А на самом деле вышло, что он один из самых сознательных и последовательных литераторов нашей литературы, что работы, начатые в 25 лет, продолжались и в 75, а в 80 лет - завершились. На каких людей заносил своё лёгкое перо Корней! Список его противников, его жертв, его оппонентов - захватывающее чтение. Всякая лёгкая и ранняя слава настораживала его, заставляла пустить в ход свои контрольно-измерительные инструменты.

Какие люди пытались от него отшутиться!

Оказалось, что с Корнеем шутки плохи.

Проверим - через 60, 50, 40 лет - его оценки, пересмотрим его приговоры.

Разве мы не думаем о прозе Мережковского и о стихах Гиппиус того же, что Чуковский осмелился 60 лет тому назад сказать об этих славных и знаменитых тогда писателях?

ОН БЫЛ ПРАВ. Если Чуковскому-критику будет поставлен отдельный памятник, на нём следовало бы написать именно эти слова.

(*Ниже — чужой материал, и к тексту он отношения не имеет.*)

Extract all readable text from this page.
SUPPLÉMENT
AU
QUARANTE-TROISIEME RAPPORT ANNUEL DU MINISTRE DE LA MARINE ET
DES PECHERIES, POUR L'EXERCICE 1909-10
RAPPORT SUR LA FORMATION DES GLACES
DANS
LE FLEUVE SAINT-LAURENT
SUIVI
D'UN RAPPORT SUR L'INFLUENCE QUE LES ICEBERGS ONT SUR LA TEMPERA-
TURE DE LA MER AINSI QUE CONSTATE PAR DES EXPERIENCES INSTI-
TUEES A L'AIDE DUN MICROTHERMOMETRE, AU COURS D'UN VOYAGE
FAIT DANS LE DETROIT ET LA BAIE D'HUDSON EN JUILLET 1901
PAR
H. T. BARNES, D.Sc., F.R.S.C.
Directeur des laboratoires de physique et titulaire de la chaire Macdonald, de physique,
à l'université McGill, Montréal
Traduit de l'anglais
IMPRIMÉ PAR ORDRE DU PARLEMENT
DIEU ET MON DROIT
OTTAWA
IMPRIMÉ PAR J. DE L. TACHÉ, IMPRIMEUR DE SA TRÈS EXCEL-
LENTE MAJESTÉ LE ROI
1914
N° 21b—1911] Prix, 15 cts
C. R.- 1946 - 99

Он был прав, если не всегда, то слишком часто.

Он был прав, когда смеялся над эгофутуристами и когда извлёк из забвения Слепцова. За одного Слепцова ему полагается вечная память и вечная благодарность.

Он был прав, когда в маленькой статье «Мы и они» предсказал появление массовой культуры и дал набросок её теории.

Он был прав.

А ведь я взял едва ли не самую забытую, ни разу не переиздававшуюся, не перепечатанную полностью даже в собрании сочинений книгу Чуковского «Лица и маски». Только одну книгу из сотни его книг».

Слуцкий Б.А., Корней Чуковский / О других и о себе, М., «Вагриус», 2005 г., с. 222-224.